Find the best quantized LLM for your hardware. Auto-detects GPU, searches models, benchmarks tokens/second, and sets the winner.
- Hardware detection — NVIDIA, AMD, Intel, Apple Silicon with driver health checks
- Smart model discovery — Live search on HuggingFace (GGUF + MLX) and ollama.com
- Dual runtime support — MLX (Apple Silicon native) or GGUF (Ollama, any platform)
- Memory-aware filtering — Only suggests models that fit your VRAM/RAM budget
- Real benchmarking — Measures actual tokens/second with coding, tool-use, and reasoning prompts
- Rich CLI output — Colorful tables, progress bars, and results
pip install . # Core (Ollama/GGUF)
pip install '.[mlx]' # + MLX support for Apple Silicon
pip install '.[dev]' # + test dependencies# All-in-one: detect hardware, find models, benchmark, and set the best
ollmatuning auto
# Just detect hardware
ollmatuning detect
# Find matching models (no download)
ollmatuning recommend
# Benchmark specific models
ollmatuning benchmark --models llama3.2:3b qwen2.5-coder:7b
# JSON output for scripting
ollmatuning benchmark --json
ollmatuning detect --json| Flag | Description |
|---|---|
--mlx |
Force MLX runtime (Apple Silicon) |
--gguf |
Force GGUF runtime via Ollama |
--ollama |
Also search ollama.com library |
--download |
Download missing models during benchmark |
--limit N |
Cap number of candidates (default: 6) |
--set-best |
Save winner to ~/.ollmatuning/config.json |
--json |
Output results as JSON (scripting) |
-v |
Verbose logging |
--no-save |
Don't save the winner (auto mode) |
cli.py → argparse, command dispatch
system.py → GPU/CPU/RAM detection (macOS, Linux, Windows)

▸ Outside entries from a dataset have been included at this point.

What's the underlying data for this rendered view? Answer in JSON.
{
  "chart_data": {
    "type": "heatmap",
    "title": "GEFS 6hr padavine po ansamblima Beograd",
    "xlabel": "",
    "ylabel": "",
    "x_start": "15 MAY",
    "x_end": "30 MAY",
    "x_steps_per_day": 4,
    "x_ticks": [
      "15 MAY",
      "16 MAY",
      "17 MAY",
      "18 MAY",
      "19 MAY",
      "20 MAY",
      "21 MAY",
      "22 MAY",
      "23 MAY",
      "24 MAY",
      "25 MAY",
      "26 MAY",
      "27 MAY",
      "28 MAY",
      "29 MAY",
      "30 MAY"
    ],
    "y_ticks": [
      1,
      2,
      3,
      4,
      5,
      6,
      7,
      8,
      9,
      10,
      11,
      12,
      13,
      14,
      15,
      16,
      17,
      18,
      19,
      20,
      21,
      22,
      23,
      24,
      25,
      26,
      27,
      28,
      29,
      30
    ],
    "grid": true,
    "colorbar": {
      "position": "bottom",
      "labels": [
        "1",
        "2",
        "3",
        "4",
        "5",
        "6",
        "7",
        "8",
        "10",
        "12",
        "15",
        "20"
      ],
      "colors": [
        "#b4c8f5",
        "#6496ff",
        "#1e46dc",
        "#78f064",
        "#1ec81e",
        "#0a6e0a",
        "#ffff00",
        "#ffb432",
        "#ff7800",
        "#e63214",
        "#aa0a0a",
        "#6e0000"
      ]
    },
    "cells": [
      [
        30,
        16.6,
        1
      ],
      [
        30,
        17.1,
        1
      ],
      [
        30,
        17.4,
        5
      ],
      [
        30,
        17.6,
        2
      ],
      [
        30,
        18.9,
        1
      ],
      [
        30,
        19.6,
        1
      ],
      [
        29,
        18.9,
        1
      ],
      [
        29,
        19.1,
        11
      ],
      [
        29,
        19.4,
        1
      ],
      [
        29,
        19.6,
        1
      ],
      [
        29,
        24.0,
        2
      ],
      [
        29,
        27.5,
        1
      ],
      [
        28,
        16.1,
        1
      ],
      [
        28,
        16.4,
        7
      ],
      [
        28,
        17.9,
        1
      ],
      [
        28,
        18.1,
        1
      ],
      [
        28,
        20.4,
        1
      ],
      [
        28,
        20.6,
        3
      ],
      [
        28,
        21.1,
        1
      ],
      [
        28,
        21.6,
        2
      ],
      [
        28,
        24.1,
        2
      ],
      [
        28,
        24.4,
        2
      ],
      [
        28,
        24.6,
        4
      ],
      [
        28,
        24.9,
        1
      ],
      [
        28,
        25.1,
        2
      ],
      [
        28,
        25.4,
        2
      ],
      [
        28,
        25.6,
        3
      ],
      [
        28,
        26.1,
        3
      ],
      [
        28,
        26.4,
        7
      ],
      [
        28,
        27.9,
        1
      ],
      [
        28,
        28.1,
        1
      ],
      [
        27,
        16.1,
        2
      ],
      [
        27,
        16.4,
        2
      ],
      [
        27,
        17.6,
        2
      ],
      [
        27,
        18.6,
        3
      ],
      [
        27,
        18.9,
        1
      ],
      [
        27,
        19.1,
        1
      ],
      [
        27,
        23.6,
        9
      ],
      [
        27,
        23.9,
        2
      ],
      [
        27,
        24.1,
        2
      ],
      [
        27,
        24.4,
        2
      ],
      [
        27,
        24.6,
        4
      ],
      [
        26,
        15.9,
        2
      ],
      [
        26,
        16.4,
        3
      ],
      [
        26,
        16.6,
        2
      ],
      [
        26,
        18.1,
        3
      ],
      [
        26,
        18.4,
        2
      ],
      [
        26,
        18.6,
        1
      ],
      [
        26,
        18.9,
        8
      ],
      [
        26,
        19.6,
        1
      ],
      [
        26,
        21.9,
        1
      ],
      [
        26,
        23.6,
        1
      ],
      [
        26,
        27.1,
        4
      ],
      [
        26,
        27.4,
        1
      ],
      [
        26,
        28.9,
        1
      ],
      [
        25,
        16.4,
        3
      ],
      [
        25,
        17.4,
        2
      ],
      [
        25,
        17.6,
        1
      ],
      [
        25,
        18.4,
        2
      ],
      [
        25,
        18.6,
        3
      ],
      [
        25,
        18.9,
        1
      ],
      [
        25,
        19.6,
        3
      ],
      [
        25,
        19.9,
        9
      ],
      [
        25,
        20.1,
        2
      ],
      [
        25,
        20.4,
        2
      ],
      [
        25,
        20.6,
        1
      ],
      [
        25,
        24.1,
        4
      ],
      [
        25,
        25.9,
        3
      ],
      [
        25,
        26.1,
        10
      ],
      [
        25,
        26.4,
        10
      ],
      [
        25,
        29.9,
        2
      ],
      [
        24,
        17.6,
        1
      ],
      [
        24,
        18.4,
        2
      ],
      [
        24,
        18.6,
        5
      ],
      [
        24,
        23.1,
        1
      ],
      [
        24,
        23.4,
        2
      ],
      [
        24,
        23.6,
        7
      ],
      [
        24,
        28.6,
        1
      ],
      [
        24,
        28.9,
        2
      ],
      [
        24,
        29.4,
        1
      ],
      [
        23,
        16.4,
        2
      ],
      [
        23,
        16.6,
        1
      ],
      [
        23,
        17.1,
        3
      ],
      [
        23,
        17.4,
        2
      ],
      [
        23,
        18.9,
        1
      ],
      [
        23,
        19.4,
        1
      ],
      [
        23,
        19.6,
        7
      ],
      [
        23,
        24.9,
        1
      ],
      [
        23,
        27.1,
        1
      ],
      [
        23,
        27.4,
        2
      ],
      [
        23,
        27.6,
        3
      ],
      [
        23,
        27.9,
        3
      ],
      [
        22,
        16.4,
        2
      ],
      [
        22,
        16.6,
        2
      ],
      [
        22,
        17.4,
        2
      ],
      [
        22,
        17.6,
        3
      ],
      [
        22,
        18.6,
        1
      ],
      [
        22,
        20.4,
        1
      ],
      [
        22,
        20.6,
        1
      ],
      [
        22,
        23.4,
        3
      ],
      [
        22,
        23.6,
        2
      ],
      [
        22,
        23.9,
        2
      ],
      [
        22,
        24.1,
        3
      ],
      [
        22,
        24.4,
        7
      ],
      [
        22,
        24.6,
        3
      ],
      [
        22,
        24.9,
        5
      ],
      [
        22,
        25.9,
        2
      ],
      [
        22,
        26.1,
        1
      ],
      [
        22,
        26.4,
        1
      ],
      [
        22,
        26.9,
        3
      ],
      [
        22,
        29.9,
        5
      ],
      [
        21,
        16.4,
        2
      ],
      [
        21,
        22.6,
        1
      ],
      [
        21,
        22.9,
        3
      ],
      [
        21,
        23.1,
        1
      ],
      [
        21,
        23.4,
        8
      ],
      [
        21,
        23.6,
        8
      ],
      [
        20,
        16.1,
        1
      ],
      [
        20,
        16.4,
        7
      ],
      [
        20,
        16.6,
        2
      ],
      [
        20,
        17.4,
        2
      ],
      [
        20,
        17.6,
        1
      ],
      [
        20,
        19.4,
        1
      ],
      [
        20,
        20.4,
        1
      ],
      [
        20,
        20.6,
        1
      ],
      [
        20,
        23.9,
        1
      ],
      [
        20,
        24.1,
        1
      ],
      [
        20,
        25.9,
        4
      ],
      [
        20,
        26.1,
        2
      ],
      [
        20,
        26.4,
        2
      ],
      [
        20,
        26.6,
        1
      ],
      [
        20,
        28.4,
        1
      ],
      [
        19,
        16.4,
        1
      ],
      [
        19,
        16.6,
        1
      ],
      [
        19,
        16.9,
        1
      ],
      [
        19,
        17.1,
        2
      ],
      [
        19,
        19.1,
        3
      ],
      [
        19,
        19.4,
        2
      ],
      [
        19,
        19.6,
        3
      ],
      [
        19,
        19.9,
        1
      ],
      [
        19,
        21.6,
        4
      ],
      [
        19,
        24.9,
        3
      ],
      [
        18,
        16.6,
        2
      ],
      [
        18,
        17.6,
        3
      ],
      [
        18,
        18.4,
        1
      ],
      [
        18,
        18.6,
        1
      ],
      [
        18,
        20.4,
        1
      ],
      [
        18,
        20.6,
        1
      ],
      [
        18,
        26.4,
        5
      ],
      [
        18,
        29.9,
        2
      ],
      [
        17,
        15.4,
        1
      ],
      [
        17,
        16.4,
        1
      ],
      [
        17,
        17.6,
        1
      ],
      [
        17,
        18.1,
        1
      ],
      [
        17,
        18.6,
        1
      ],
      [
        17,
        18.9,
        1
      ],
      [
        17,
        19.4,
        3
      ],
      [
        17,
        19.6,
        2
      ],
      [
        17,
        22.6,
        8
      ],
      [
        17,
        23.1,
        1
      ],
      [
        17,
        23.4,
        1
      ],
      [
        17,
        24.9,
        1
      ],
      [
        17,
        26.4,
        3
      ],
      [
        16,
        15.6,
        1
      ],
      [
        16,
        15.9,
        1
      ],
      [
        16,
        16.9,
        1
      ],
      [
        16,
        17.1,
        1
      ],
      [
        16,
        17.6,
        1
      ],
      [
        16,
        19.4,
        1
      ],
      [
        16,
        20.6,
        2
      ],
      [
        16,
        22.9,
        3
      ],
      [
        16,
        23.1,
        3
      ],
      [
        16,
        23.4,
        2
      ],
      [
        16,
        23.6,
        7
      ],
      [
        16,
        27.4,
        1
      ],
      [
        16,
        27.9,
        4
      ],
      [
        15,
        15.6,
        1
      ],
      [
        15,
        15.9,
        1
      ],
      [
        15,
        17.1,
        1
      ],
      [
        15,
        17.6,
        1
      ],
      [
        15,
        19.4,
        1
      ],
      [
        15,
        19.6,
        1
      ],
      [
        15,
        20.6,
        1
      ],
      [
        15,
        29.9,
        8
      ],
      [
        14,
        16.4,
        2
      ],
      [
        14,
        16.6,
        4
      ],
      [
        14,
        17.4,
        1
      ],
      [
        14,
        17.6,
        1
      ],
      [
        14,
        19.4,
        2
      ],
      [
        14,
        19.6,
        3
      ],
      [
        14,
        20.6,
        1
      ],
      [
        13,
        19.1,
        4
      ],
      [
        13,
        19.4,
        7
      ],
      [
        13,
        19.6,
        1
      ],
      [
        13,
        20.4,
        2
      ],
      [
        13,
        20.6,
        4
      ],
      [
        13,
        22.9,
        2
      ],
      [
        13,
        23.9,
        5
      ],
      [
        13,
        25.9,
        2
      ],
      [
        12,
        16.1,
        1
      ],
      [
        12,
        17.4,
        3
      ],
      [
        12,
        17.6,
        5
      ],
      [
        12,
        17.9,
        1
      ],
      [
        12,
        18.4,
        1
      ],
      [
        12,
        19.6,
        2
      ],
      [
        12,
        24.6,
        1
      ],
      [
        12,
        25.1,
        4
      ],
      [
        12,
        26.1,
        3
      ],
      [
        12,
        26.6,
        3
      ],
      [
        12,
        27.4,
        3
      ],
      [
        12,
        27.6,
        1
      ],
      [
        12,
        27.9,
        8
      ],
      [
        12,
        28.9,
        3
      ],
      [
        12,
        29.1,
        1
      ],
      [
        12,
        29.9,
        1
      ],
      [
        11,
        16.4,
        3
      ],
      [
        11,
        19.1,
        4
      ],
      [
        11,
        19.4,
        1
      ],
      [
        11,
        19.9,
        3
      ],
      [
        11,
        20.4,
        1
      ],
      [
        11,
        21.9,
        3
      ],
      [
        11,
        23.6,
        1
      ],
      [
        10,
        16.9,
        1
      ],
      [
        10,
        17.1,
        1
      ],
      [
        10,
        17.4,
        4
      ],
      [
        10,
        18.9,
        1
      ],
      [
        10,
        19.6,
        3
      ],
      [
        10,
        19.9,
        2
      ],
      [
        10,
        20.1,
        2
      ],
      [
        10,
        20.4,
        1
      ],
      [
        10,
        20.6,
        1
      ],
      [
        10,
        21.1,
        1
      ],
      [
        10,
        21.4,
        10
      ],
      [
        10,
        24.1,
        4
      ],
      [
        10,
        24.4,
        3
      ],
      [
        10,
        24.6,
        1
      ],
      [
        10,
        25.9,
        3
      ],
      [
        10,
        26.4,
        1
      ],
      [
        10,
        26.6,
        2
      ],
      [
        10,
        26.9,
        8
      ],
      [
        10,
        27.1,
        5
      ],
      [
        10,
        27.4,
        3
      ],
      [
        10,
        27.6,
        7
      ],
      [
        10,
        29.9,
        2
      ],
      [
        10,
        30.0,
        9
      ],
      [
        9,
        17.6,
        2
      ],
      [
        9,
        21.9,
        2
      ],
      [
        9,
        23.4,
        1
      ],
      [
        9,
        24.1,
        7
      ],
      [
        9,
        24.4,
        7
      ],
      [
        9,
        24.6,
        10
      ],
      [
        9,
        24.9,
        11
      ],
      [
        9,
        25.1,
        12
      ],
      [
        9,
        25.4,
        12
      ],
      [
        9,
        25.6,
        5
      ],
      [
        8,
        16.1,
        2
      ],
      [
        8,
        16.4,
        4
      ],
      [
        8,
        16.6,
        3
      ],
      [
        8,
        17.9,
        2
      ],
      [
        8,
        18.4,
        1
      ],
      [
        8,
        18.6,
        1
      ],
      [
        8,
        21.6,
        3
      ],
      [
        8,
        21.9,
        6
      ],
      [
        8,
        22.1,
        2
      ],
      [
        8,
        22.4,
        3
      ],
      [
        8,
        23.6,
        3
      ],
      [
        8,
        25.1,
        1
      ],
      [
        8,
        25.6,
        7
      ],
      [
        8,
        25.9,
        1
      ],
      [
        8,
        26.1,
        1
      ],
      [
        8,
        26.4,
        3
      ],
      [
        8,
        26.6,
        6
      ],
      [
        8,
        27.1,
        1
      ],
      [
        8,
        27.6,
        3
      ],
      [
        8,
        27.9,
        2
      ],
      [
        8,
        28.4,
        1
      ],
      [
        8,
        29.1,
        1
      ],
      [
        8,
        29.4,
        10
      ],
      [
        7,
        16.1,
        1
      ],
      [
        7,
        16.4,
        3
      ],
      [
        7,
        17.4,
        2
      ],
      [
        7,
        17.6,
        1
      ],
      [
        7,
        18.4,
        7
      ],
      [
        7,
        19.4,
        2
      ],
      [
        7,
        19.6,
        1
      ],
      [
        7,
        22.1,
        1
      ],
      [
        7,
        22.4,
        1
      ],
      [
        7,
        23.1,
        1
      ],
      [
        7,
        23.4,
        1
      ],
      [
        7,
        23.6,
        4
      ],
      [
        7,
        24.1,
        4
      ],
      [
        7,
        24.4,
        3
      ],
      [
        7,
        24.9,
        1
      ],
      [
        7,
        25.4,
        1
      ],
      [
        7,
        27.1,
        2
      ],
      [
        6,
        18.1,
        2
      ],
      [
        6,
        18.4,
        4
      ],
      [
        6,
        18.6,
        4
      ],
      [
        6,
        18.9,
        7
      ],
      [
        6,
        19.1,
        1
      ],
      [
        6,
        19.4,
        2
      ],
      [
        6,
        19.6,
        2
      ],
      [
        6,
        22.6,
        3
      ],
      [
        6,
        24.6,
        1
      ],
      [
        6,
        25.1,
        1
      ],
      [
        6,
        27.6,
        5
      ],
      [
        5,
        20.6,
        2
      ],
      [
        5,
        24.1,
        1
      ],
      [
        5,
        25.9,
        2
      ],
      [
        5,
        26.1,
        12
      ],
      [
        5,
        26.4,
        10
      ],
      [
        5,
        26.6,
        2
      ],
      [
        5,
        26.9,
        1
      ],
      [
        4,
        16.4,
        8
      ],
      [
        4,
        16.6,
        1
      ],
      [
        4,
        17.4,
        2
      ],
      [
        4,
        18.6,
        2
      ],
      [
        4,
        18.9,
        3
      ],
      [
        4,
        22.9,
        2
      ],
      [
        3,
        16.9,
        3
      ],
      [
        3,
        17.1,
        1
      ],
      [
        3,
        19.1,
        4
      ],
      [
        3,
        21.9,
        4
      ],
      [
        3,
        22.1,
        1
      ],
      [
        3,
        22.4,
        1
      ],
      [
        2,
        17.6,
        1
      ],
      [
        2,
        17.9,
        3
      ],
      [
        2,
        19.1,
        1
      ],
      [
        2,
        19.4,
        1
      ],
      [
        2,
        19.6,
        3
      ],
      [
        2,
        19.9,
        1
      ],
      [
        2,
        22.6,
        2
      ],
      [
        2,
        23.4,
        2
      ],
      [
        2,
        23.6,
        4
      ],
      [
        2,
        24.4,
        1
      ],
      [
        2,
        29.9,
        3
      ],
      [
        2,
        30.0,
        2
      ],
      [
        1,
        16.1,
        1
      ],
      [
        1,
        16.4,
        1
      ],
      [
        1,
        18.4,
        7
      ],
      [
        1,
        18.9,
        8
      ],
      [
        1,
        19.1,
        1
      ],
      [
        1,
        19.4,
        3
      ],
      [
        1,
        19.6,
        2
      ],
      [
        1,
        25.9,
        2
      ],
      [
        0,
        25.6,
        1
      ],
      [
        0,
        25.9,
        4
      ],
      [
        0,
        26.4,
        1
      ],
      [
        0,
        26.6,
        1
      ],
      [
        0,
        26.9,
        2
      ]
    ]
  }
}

utils.py → HTTP helpers, rate limiter, VRAM budget, heuristics
recommend.py → ollama.com model discovery + Candidate dataclass
huggingface.py → GGUF model discovery on HuggingFace
mlx_models.py → MLX model discovery on HuggingFace
benchmark.py → Ollama benchmark pipeline (HTTP API)
mlx_benchmark.py → MLX benchmark pipeline (mlx-lm, Metal GPU memory)
ui.py → Rich terminal UI
After running with --set-best or auto, config is saved to ~/.ollmatuning/config.json:
{
"best_model": "hf.co/bartowski/Qwen2.5-Coder-7B-Instruct-GGUF:Q4_K_M",
"tokens_per_sec": 45.2,
"runtime": "ollama",
"vram_mb": 4500,
"peak_vram_mb": 4800
}pip install -e '.[dev]'
python -m pytest tests/ -v
python -m ollmatuning detectMIT — see LICENSE file.